Read on to learn how Entegris, Inc. and Arm Holdings plc compare based on key financial metrics to determine which better meets your investment needs.
About Entegris, Inc. and Arm Holdings plc
Entegris, Inc. provides advanced materials and process solutions for the semiconductor and other high-technology industries in North America, Taiwan, South Korea, Japan, China, Europe, and Southeast Asia. It operates in two segments, Materials Solutions (MS) and Advanced Purity Solutions (APS). The MS segment provides materials-based solutions, such as chemical vapor and atomic layer deposition materials, chemical mechanical planarization slurries and pads, ion implantation specialty gases, formulated etch and clean materials, and other specialty materials. The APS segment offers filtration, purification, and contamination-control solutions for the semiconductor manufacturing processes, semiconductor ecosystem, and other high-technology industries. The company’s customers include logic and memory semiconductor device manufacturers, semiconductor equipment makers, gas and chemical manufacturing companies, and wafer grower companies; and outsourced semiconductor assembly and test facilities, flat panel display equipment makers, and manufacturers of hard disk drive components and devices.
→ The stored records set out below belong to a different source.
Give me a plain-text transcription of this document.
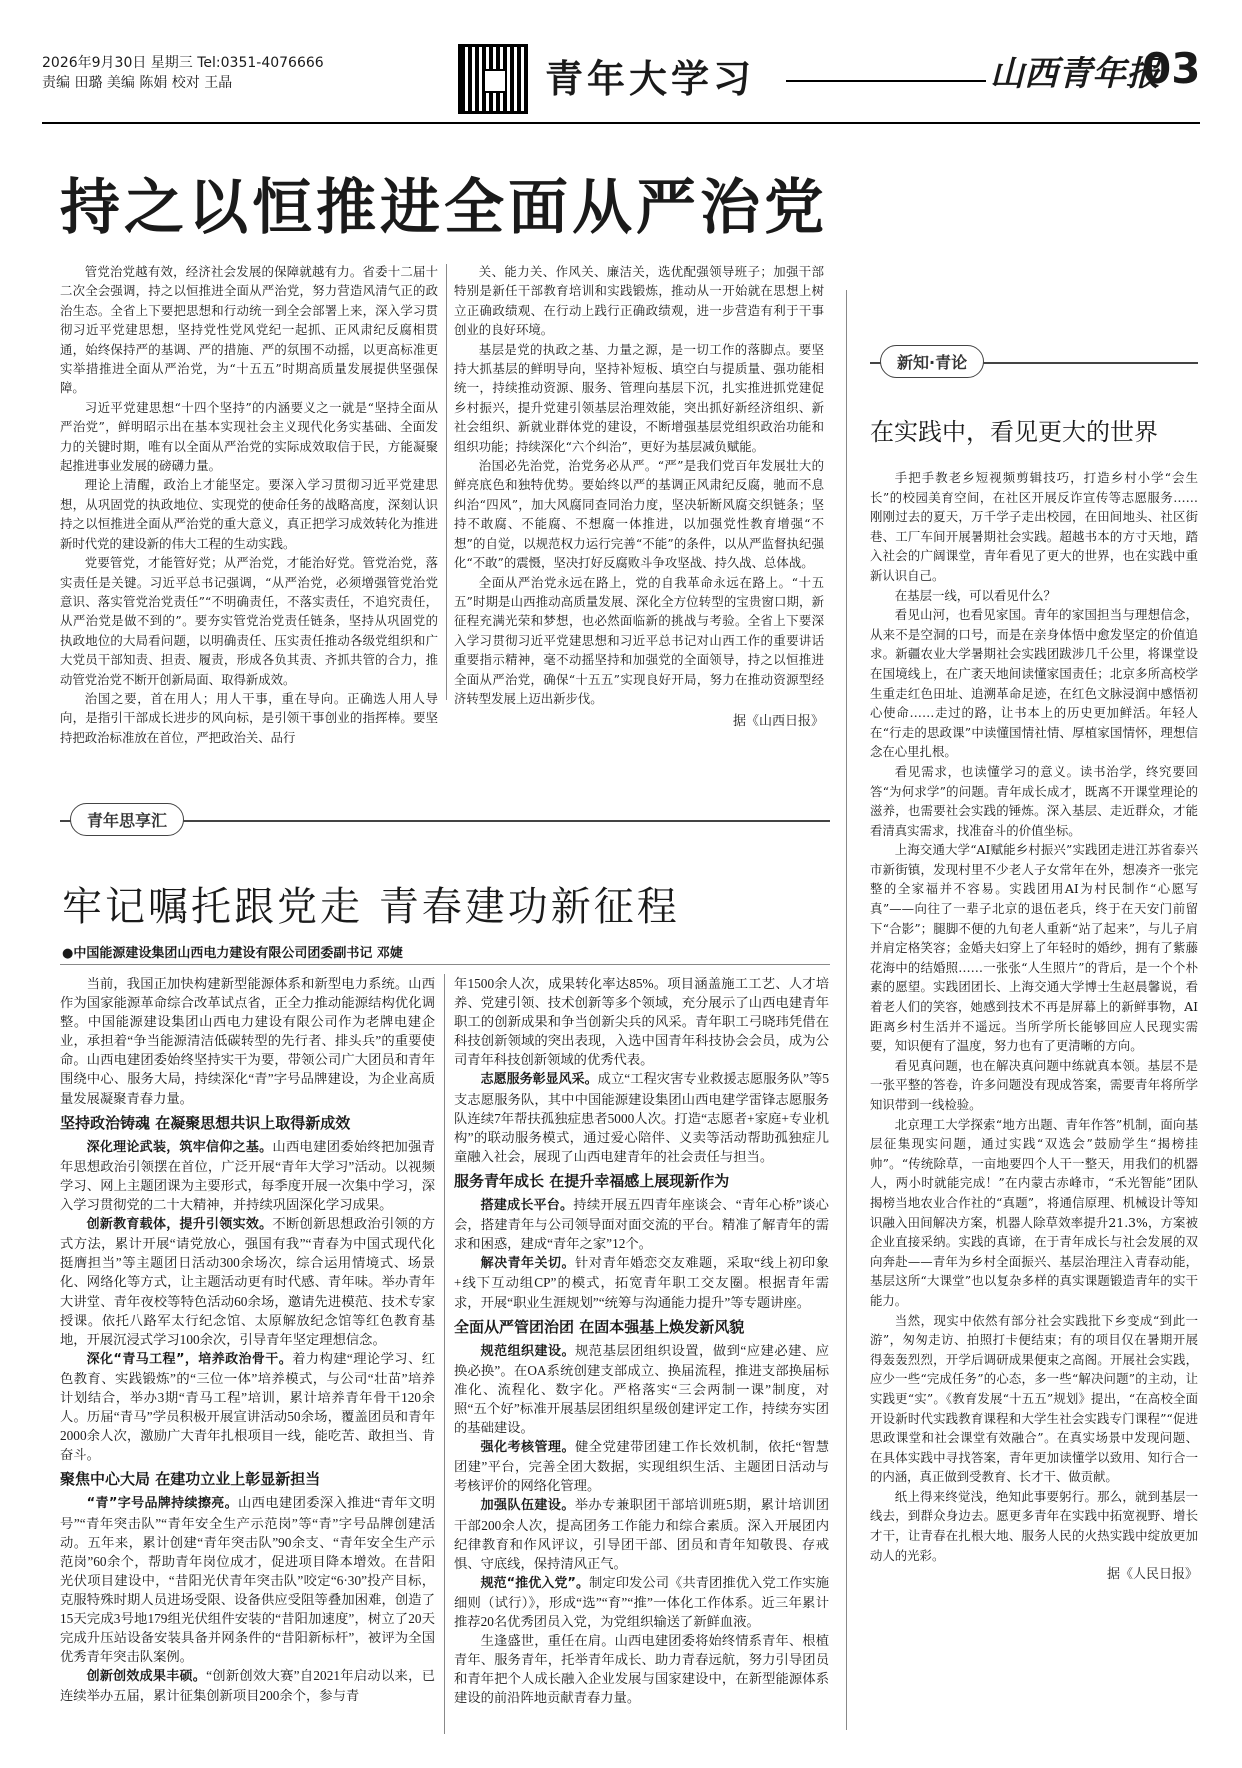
2026年9月30日 星期三 Tel:0351-4076666
责编 田璐 美编 陈娟 校对 王晶	青年大学习	山西青年报
03
持之以恒推进全面从严治党

管党治党越有效，经济社会发展的保障就越有力。省委十二届十二次全会强调，持之以恒推进全面从严治党，努力营造风清气正的政治生态。全省上下要把思想和行动统一到全会部署上来，深入学习贯彻习近平党建思想，坚持党性党风党纪一起抓、正风肃纪反腐相贯通，始终保持严的基调、严的措施、严的氛围不动摇，以更高标准更实举措推进全面从严治党，为“十五五”时期高质量发展提供坚强保障。

习近平党建思想“十四个坚持”的内涵要义之一就是“坚持全面从严治党”，鲜明昭示出在基本实现社会主义现代化务实基础、全面发力的关键时期，唯有以全面从严治党的实际成效取信于民，方能凝聚起推进事业发展的磅礴力量。

理论上清醒，政治上才能坚定。要深入学习贯彻习近平党建思想，从巩固党的执政地位、实现党的使命任务的战略高度，深刻认识持之以恒推进全面从严治党的重大意义，真正把学习成效转化为推进新时代党的建设新的伟大工程的生动实践。

党要管党，才能管好党；从严治党，才能治好党。管党治党，落实责任是关键。习近平总书记强调，“从严治党，必须增强管党治党意识、落实管党治党责任”“不明确责任，不落实责任，不追究责任，从严治党是做不到的”。要夯实管党治党责任链条，坚持从巩固党的执政地位的大局看问题，以明确责任、压实责任推动各级党组织和广大党员干部知责、担责、履责，形成各负其责、齐抓共管的合力，推动管党治党不断开创新局面、取得新成效。

治国之要，首在用人；用人干事，重在导向。正确选人用人导向，是指引干部成长进步的风向标，是引领干事创业的指挥棒。要坚持把政治标准放在首位，严把政治关、品行

关、能力关、作风关、廉洁关，选优配强领导班子；加强干部特别是新任干部教育培训和实践锻炼，推动从一开始就在思想上树立正确政绩观、在行动上践行正确政绩观，进一步营造有利于干事创业的良好环境。

基层是党的执政之基、力量之源，是一切工作的落脚点。要坚持大抓基层的鲜明导向，坚持补短板、填空白与提质量、强功能相统一，持续推动资源、服务、管理向基层下沉，扎实推进抓党建促乡村振兴，提升党建引领基层治理效能，突出抓好新经济组织、新社会组织、新就业群体党的建设，不断增强基层党组织政治功能和组织功能；持续深化“六个纠治”，更好为基层减负赋能。

治国必先治党，治党务必从严。“严”是我们党百年发展壮大的鲜亮底色和独特优势。要始终以严的基调正风肃纪反腐，驰而不息纠治“四风”，加大风腐同查同治力度，坚决斩断风腐交织链条；坚持不敢腐、不能腐、不想腐一体推进，以加强党性教育增强“不想”的自觉，以规范权力运行完善“不能”的条件，以从严监督执纪强化“不敢”的震慑，坚决打好反腐败斗争攻坚战、持久战、总体战。

全面从严治党永远在路上，党的自我革命永远在路上。“十五五”时期是山西推动高质量发展、深化全方位转型的宝贵窗口期，新征程充满光荣和梦想，也必然面临新的挑战与考验。全省上下要深入学习贯彻习近平党建思想和习近平总书记对山西工作的重要讲话重要指示精神，毫不动摇坚持和加强党的全面领导，持之以恒推进全面从严治党，确保“十五五”实现良好开局，努力在推动资源型经济转型发展上迈出新步伐。

据《山西日报》
青年思享汇
牢记嘱托跟党走 青春建功新征程
●中国能源建设集团山西电力建设有限公司团委副书记 邓婕

当前，我国正加快构建新型能源体系和新型电力系统。山西作为国家能源革命综合改革试点省，正全力推动能源结构优化调整。中国能源建设集团山西电力建设有限公司作为老牌电建企业，承担着“争当能源清洁低碳转型的先行者、排头兵”的重要使命。山西电建团委始终坚持实干为要，带领公司广大团员和青年围绕中心、服务大局，持续深化“青”字号品牌建设，为企业高质量发展凝聚青春力量。

坚持政治铸魂 在凝聚思想共识上取得新成效

深化理论武装，筑牢信仰之基。山西电建团委始终把加强青年思想政治引领摆在首位，广泛开展“青年大学习”活动。以视频学习、网上主题团课为主要形式，每季度开展一次集中学习，深入学习贯彻党的二十大精神，并持续巩固深化学习成果。

创新教育载体，提升引领实效。不断创新思想政治引领的方式方法，累计开展“请党放心，强国有我”“青春为中国式现代化挺膺担当”等主题团日活动300余场次，综合运用情境式、场景化、网络化等方式，让主题活动更有时代感、青年味。举办青年大讲堂、青年夜校等特色活动60余场，邀请先进模范、技术专家授课。依托八路军太行纪念馆、太原解放纪念馆等红色教育基地，开展沉浸式学习100余次，引导青年坚定理想信念。

深化“青马工程”，培养政治骨干。着力构建“理论学习、红色教育、实践锻炼”的“三位一体”培养模式，与公司“壮苗”培养计划结合，举办3期“青马工程”培训，累计培养青年骨干120余人。历届“青马”学员积极开展宣讲活动50余场，覆盖团员和青年2000余人次，激励广大青年扎根项目一线，能吃苦、敢担当、肯奋斗。

聚焦中心大局 在建功立业上彰显新担当

“青”字号品牌持续擦亮。山西电建团委深入推进“青年文明号”“青年突击队”“青年安全生产示范岗”等“青”字号品牌创建活动。五年来，累计创建“青年突击队”90余支、“青年安全生产示范岗”60余个，帮助青年岗位成才，促进项目降本增效。在昔阳光伏项目建设中，“昔阳光伏青年突击队”咬定“6·30”投产目标，克服特殊时期人员进场受限、设备供应受阻等叠加困难，创造了15天完成3号地179组光伏组件安装的“昔阳加速度”，树立了20天完成升压站设备安装具备并网条件的“昔阳新标杆”，被评为全国优秀青年突击队案例。

创新创效成果丰硕。“创新创效大赛”自2021年启动以来，已连续举办五届，累计征集创新项目200余个，参与青

年1500余人次，成果转化率达85%。项目涵盖施工工艺、人才培养、党建引领、技术创新等多个领域，充分展示了山西电建青年职工的创新成果和争当创新尖兵的风采。青年职工弓晓玮凭借在科技创新领域的突出表现，入选中国青年科技协会会员，成为公司青年科技创新领域的优秀代表。

志愿服务彰显风采。成立“工程灾害专业救援志愿服务队”等5支志愿服务队，其中中国能源建设集团山西电建学雷锋志愿服务队连续7年帮扶孤独症患者5000人次。打造“志愿者+家庭+专业机构”的联动服务模式，通过爱心陪伴、义卖等活动帮助孤独症儿童融入社会，展现了山西电建青年的社会责任与担当。

服务青年成长 在提升幸福感上展现新作为

搭建成长平台。持续开展五四青年座谈会、“青年心桥”谈心会，搭建青年与公司领导面对面交流的平台。精准了解青年的需求和困惑，建成“青年之家”12个。

解决青年关切。针对青年婚恋交友难题，采取“线上初印象+线下互动组CP”的模式，拓宽青年职工交友圈。根据青年需求，开展“职业生涯规划”“统筹与沟通能力提升”等专题讲座。

全面从严管团治团 在固本强基上焕发新风貌

规范组织建设。规范基层团组织设置，做到“应建必建、应换必换”。在OA系统创建支部成立、换届流程，推进支部换届标准化、流程化、数字化。严格落实“三会两制一课”制度，对照“五个好”标准开展基层团组织星级创建评定工作，持续夯实团的基础建设。

强化考核管理。健全党建带团建工作长效机制，依托“智慧团建”平台，完善全团大数据，实现组织生活、主题团日活动与考核评价的网络化管理。

加强队伍建设。举办专兼职团干部培训班5期，累计培训团干部200余人次，提高团务工作能力和综合素质。深入开展团内纪律教育和作风评议，引导团干部、团员和青年知敬畏、存戒惧、守底线，保持清风正气。

规范“推优入党”。制定印发公司《共青团推优入党工作实施细则（试行）》，形成“选”“育”“推”一体化工作体系。近三年累计推荐20名优秀团员入党，为党组织输送了新鲜血液。

生逢盛世，重任在肩。山西电建团委将始终情系青年、根植青年、服务青年，托举青年成长、助力青春远航，努力引导团员和青年把个人成长融入企业发展与国家建设中，在新型能源体系建设的前沿阵地贡献青春力量。

新知·青论
在实践中，看见更大的世界

手把手教老乡短视频剪辑技巧，打造乡村小学“会生长”的校园美育空间，在社区开展反诈宣传等志愿服务……刚刚过去的夏天，万千学子走出校园，在田间地头、社区街巷、工厂车间开展暑期社会实践。超越书本的方寸天地，踏入社会的广阔课堂，青年看见了更大的世界，也在实践中重新认识自己。

在基层一线，可以看见什么？

看见山河，也看见家国。青年的家国担当与理想信念，从来不是空洞的口号，而是在亲身体悟中愈发坚定的价值追求。新疆农业大学暑期社会实践团跋涉几千公里，将课堂设在国境线上，在广袤天地间读懂家国责任；北京多所高校学生重走红色田址、追溯革命足迹，在红色文脉浸润中感悟初心使命……走过的路，让书本上的历史更加鲜活。年轻人在“行走的思政课”中读懂国情社情、厚植家国情怀，理想信念在心里扎根。

看见需求，也读懂学习的意义。读书治学，终究要回答“为何求学”的问题。青年成长成才，既离不开课堂理论的滋养，也需要社会实践的锤炼。深入基层、走近群众，才能看清真实需求，找准奋斗的价值坐标。

上海交通大学“AI赋能乡村振兴”实践团走进江苏省泰兴市新街镇，发现村里不少老人子女常年在外，想凑齐一张完整的全家福并不容易。实践团用AI为村民制作“心愿写真”——向往了一辈子北京的退伍老兵，终于在天安门前留下“合影”；腿脚不便的九旬老人重新“站了起来”，与儿子肩并肩定格笑容；金婚夫妇穿上了年轻时的婚纱，拥有了紫藤花海中的结婚照……一张张“人生照片”的背后，是一个个朴素的愿望。实践团团长、上海交通大学博士生赵晨馨说，看着老人们的笑容，她感到技术不再是屏幕上的新鲜事物，AI距离乡村生活并不遥远。当所学所长能够回应人民现实需要，知识便有了温度，努力也有了更清晰的方向。

看见真问题，也在解决真问题中练就真本领。基层不是一张平整的答卷，许多问题没有现成答案，需要青年将所学知识带到一线检验。

北京理工大学探索“地方出题、青年作答”机制，面向基层征集现实问题，通过实践“双选会”鼓励学生“揭榜挂帅”。“传统除草，一亩地要四个人干一整天，用我们的机器人，两小时就能完成！”在内蒙古赤峰市，“禾光智能”团队揭榜当地农业合作社的“真题”，将通信原理、机械设计等知识融入田间解决方案，机器人除草效率提升21.3%，方案被企业直接采纳。实践的真谛，在于青年成长与社会发展的双向奔赴——青年为乡村全面振兴、基层治理注入青春动能，基层这所“大课堂”也以复杂多样的真实课题锻造青年的实干能力。

当然，现实中依然有部分社会实践批下乡变成“到此一游”，匆匆走访、拍照打卡便结束；有的项目仅在暑期开展得轰轰烈烈，开学后调研成果便束之高阁。开展社会实践，应少一些“完成任务”的心态，多一些“解决问题”的主动，让实践更“实”。《教育发展“十五五”规划》提出，“在高校全面开设新时代实践教育课程和大学生社会实践专门课程”“促进思政课堂和社会课堂有效融合”。在真实场景中发现问题、在具体实践中寻找答案，青年更加读懂学以致用、知行合一的内涵，真正做到受教育、长才干、做贡献。

纸上得来终觉浅，绝知此事要躬行。那么，就到基层一线去，到群众身边去。愿更多青年在实践中拓宽视野、增长才干，让青春在扎根大地、服务人民的火热实践中绽放更加动人的光彩。

据《人民日报》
It serves manufacturers and suppliers in the solar and life science industries, electrical discharge machining customers, glass manufacturers, aerospace manufacturers, and manufacturers of biomedical implantation devices. Entegris, Inc. was founded in 1966 and is headquartered in Billerica, Massachusetts.
Arm Holdings plc architects, developers, licensing, marketing, research and development of central processing unit (CPU) intellectual property (IP), graphics processing unit IP, systems IP, compute subsystems (CSS), and associated software, tools and other related services in the United States, People’s Republic of China, Japan, Taiwan, Republic of Korea, and internationally. The company provides a product portfolio, including CPU IP, GPU and neural processing unit (NPU) accelerators, system IP such as interconnects, compute platform products including pre-integrated CSSs, and development tools and software. The company serves semiconductor companies, original equipment manufacturers (OEMs), cloud service providers (CSPs), and organizations developing chips for end markets such as smartphones, consumer electronics, industrial IoT, embedded systems, cloud data centers, networking, automotive, and robotics. The company was founded in 1990 and is headquartered in Cambridge, the United Kingdom. Arm Holdings plc is a subsidiary of SoftBank Group Corp.
Latest Semiconductors & Semiconductor Equipment and Entegris, Inc., Arm Holdings plc Stock News
As of May 28, 2026, Entegris, Inc. had a $21.1 billion market capitalization, compared to the Semiconductors & Semiconductor Equipment median of $5.8 million. Entegris, Inc.’s stock is NA in 2026, NA in the previous five trading days and up 84.76% in the past year.
Currently, Entegris, Inc.’s price-earnings ratio is 79.5. Entegris, Inc.’s trailing 12-month revenue is $3.2 billion with a 8.2% net profit margin. Year-over-year quarterly sales growth most recently was 5.0%. Analysts expect adjusted earnings to reach $3.635 per share for the current fiscal year. Entegris, Inc. currently has a 0.3% dividend yield.
Currently, Arm Holdings plc’s price-earnings ratio is 394.4. Arm Holdings plc’s trailing 12-month revenue is $4.9 billion with a 18.4% net profit margin. Year-over-year quarterly sales growth most recently was 20.1%. Analysts expect adjusted earnings to reach $2.167 per share for the current fiscal year. Arm Holdings plc does not currently pay a dividend.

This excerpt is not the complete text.